Damian Wayne no centro: Robin não é sidekick, é motor da história
O filme deve se concentrar em Damian Wayne, o filho de Bruce Wayne, que acaba assumindo o manto de Robin. A construção do enredo, segundo as informações circulando, busca inspiração em uma fase clássica dos quadrinhos escrita por Grant Morrison, quando Bruce descobre a existência de Wayne antes dele se tornar o novo Robin.
Isso muda a dinâmica do Batman no cinema. Em vez de apenas “o Batman e seu parceiro”, a premissa sugere uma história onde o núcleo emocional e a sucessão entram com força. Damian é um personagem que carrega disciplina, conflito interno e um tempero que costuma deixar os roteiros mais interessantes. E, convenhamos, “Batman pai e Robin filho” é quase um boss fight narrativo.
O que significa “recomeço” do Batman do DCU na prática
Se a produção começar mesmo em 2027, a conversa vira inevitável: como fica a continuidade? A resposta é a palavra que todo mundo teme e adora ao mesmo tempo: recomeço. De acordo com o cenário descrito, não teremos Ben Affleck ou Michael Keaton voltando ao papel.
Ou seja, é menos nostalgia no cinema e mais “vamos construir do zero”. Isso pode ser uma estratégia inteligente para o novo DCU: reduzir o peso do passado e permitir que Gunn e Safran definam identidade própria para o Batman, do jeito que combina com a visão deles para o universo.
Robert Pattinson fica em outra linha do tempo
Um dos pontos mais relevantes para quem acompanha The Batman é como fica Robert Pattinson. A informação é que Pattinson continua no universo de Matt Reeves, que segue em uma linha do tempo distinta do DCU liderado por James Gunn. Então, por enquanto, o mundo do Batman de Reeves não vira “ponte direta” com o novo projeto.
Na prática, isso tende a criar duas atmosferas diferentes: o Batman mais “cinematográfico e noir” de Reeves versus o Batman do DCU mais integrado a um planejamento maior de personagens e arcos. É como ter duas versões do multiverso respirando ao mesmo tempo, só que cada uma com regras próprias.
Calendário apertado, expectativas altas e um Damian que pode ser histórico
Se The Brave and the Bold decolar em 2027, a janela de lançamento e o ritmo de anúncios provavelmente vão ficar mais agressivos. E, no meio disso, Damian Wayne aparece como aposta forte: em vez de repetir o caminho “tradicional” do Batman, o filme pode trazer uma relação mais tensa e poderosa entre gerações.

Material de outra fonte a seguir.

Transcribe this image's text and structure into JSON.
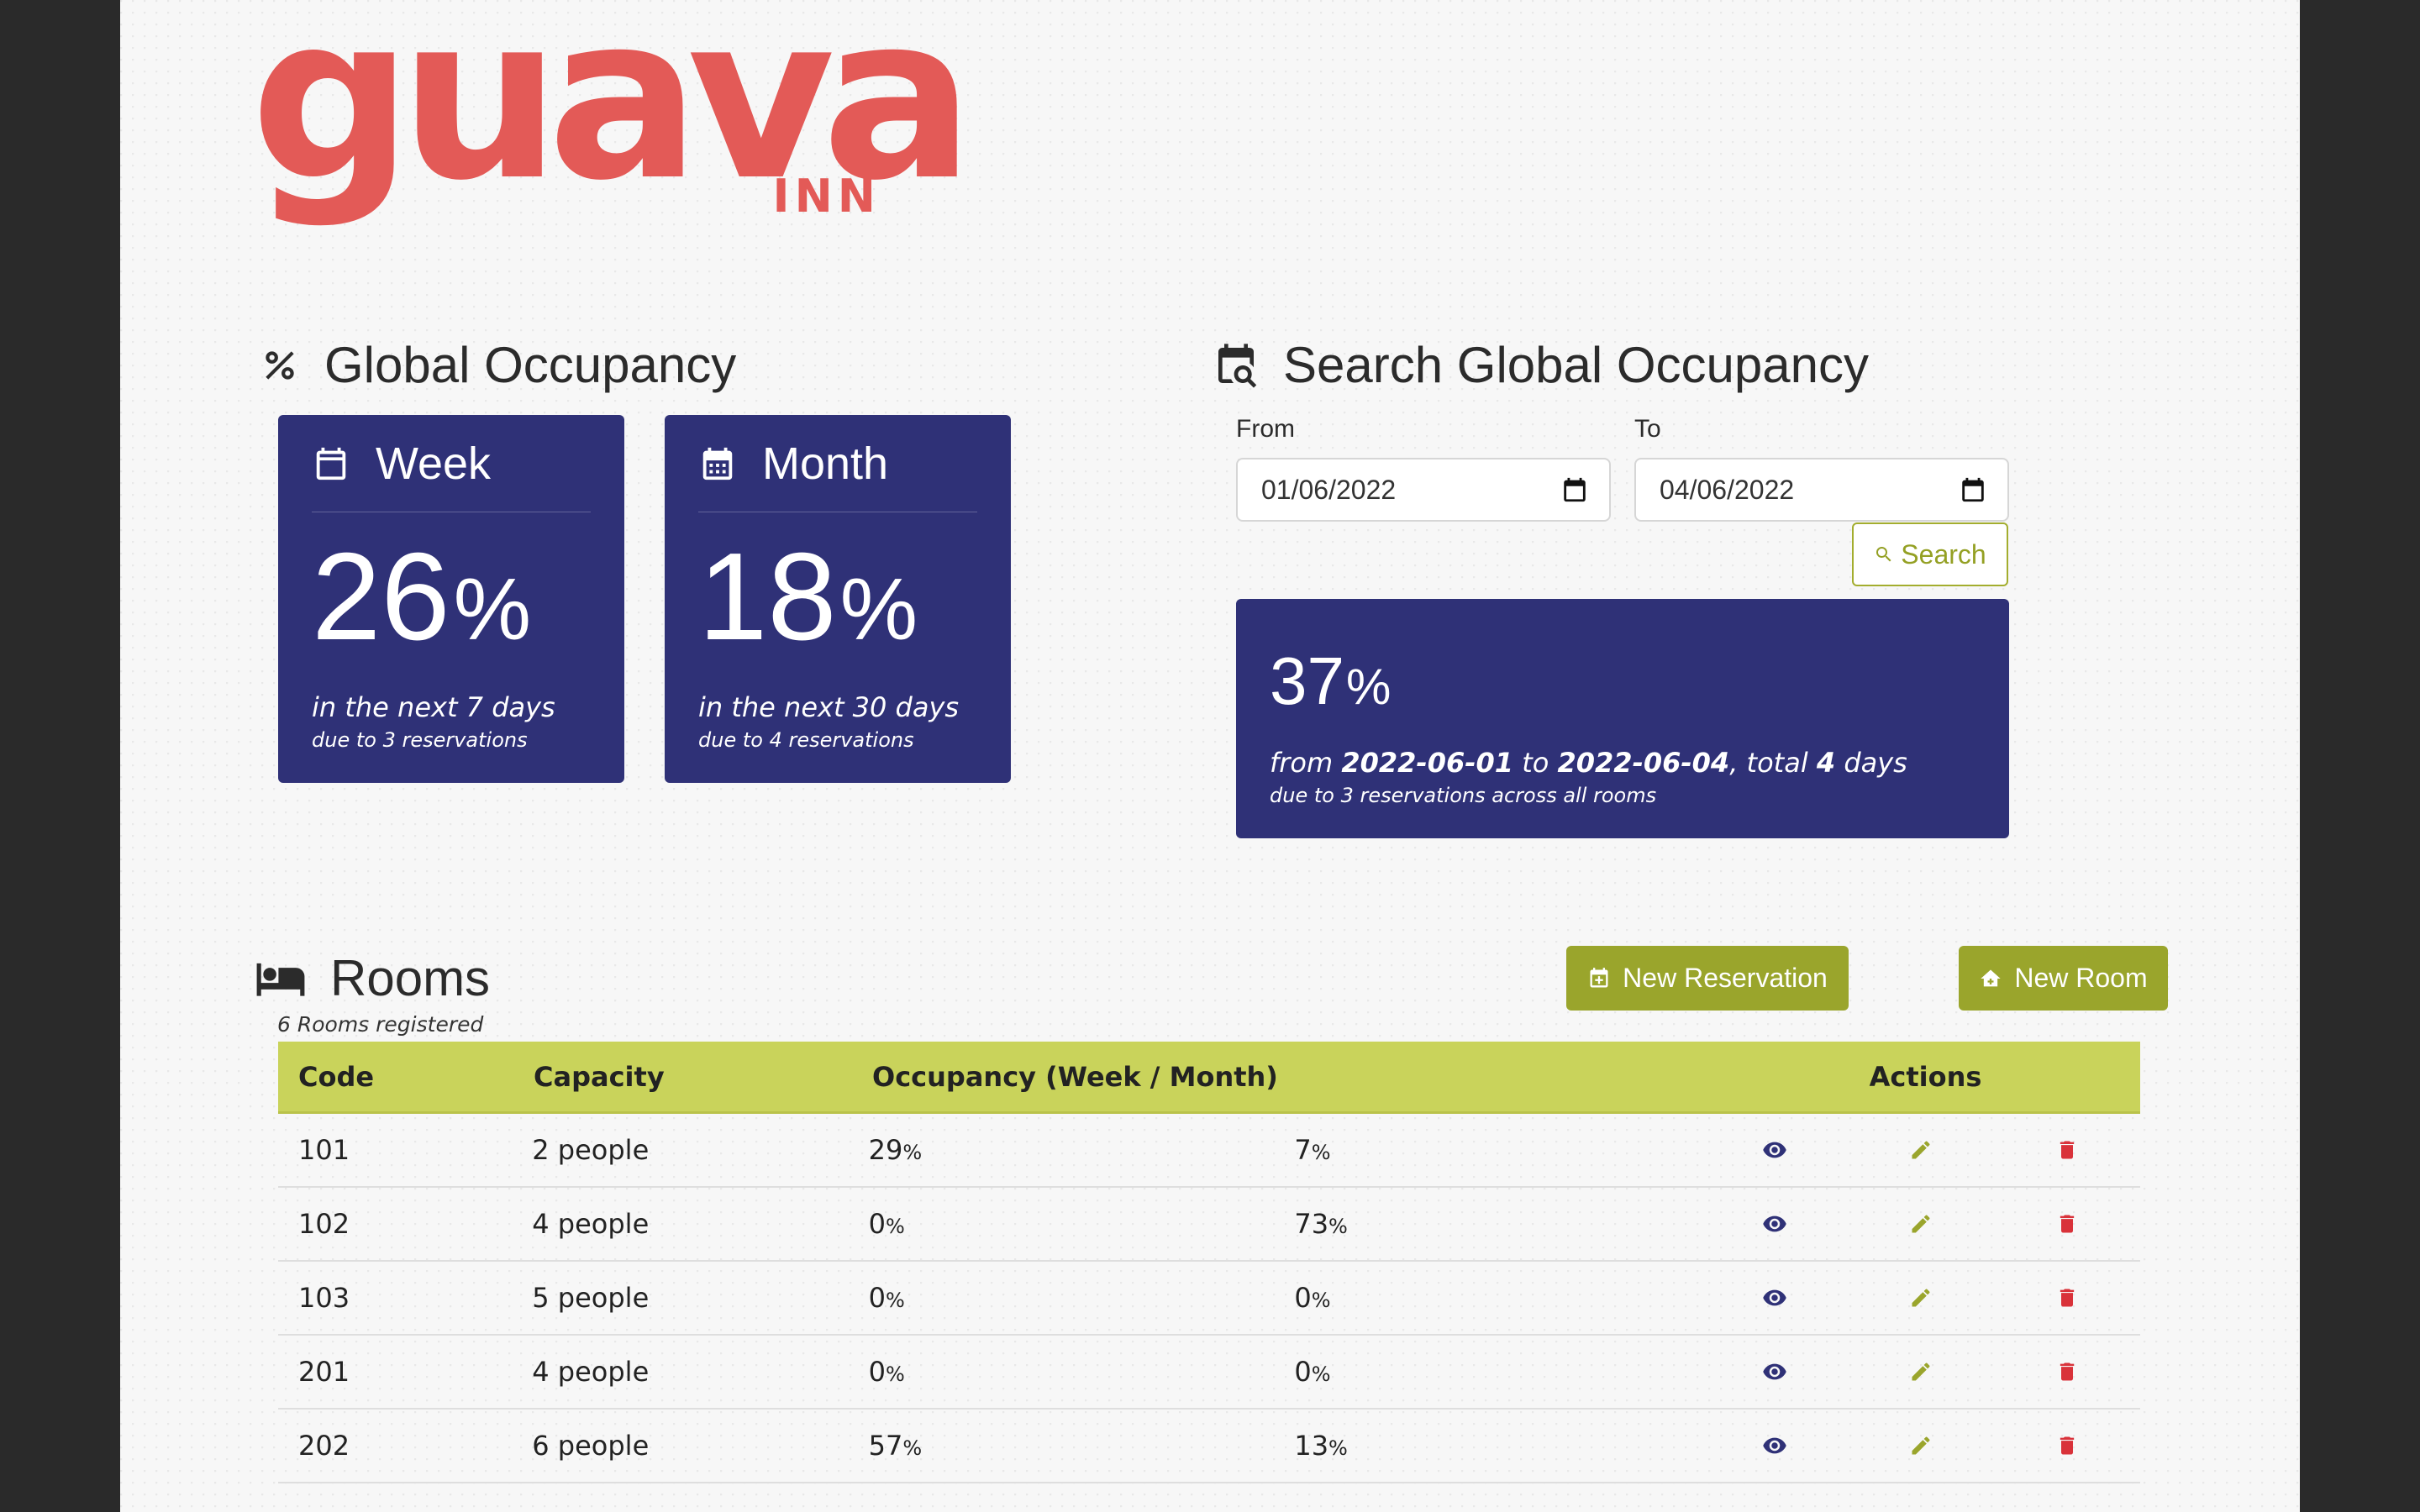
{
  "logo": {
    "main": "guava",
    "sub": "INN"
  },
  "global_occupancy": {
    "title": "Global Occupancy",
    "week": {
      "label": "Week",
      "value": "26",
      "unit": "%",
      "line1": "in the next 7 days",
      "line2": "due to 3 reservations"
    },
    "month": {
      "label": "Month",
      "value": "18",
      "unit": "%",
      "line1": "in the next 30 days",
      "line2": "due to 4 reservations"
    }
  },
  "search": {
    "title": "Search Global Occupancy",
    "from_label": "From",
    "from_value": "01/06/2022",
    "to_label": "To",
    "to_value": "04/06/2022",
    "button_label": "Search",
    "result": {
      "value": "37",
      "unit": "%",
      "from_word": "from",
      "start": "2022-06-01",
      "to_word": "to",
      "end": "2022-06-04",
      "total_word": ", total",
      "days": "4",
      "days_word": "days",
      "line2": "due to 3 reservations across all rooms"
    }
  },
  "rooms": {
    "title": "Rooms",
    "count_text": "6 Rooms registered",
    "new_reservation_label": "New Reservation",
    "new_room_label": "New Room",
    "headers": {
      "code": "Code",
      "capacity": "Capacity",
      "occupancy": "Occupancy (Week / Month)",
      "actions": "Actions"
    },
    "rows": [
      {
        "code": "101",
        "capacity": "2 people",
        "week": "29",
        "month": "7"
      },
      {
        "code": "102",
        "capacity": "4 people",
        "week": "0",
        "month": "73"
      },
      {
        "code": "103",
        "capacity": "5 people",
        "week": "0",
        "month": "0"
      },
      {
        "code": "201",
        "capacity": "4 people",
        "week": "0",
        "month": "0"
      },
      {
        "code": "202",
        "capacity": "6 people",
        "week": "57",
        "month": "13"
      }
    ],
    "pct_unit": "%"
  },
  "colors": {
    "brand": "#e35a57",
    "card": "#2f3177",
    "accent": "#9aa52c",
    "header": "#c9d35b",
    "danger": "#d9323a"
  },
  "icons": [
    "percent-icon",
    "calendar-icon",
    "calendar-month-icon",
    "calendar-search-icon",
    "search-icon",
    "calendar-plus-icon",
    "home-add-icon",
    "bed-icon",
    "eye-icon",
    "pencil-icon",
    "trash-icon"
  ]
}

Quer dizer, tem muita gente que ama o Robin clássico, mas o Damian tem aquela cara de “eu não vou facilitar sua vida”. Isso pode render cenas memoráveis, evolução de caráter e até uma abordagem diferente do próprio Bruce. E, convenhamos, seria muito engraçado o DCU tentar concorrer com o hype do Batman trazendo um Robin que age como se já estivesse no modo veterano.
Para contexto geral sobre o personagem, uma boa referência é a página de Damian Wayne na Wikipedia.
O DCU vai acertar de primeira com Batman e Damian, ou isso vai virar mais um “vai lá e muda tudo”?
Com produção acelerando para 2027 e a história central apoiada em Damian Wayne, a aposta é alta. Agora resta saber se a execução vai manter o hype ou se vai só acender a chama e deixar a gente no modo ansiedade.
Você prefere o Batman mais “clássico” ou curte a ideia de um recomeço com Robin na linha de frente? Comenta aí: qual versão do Batman você quer ver primeiro nesse novo DCU?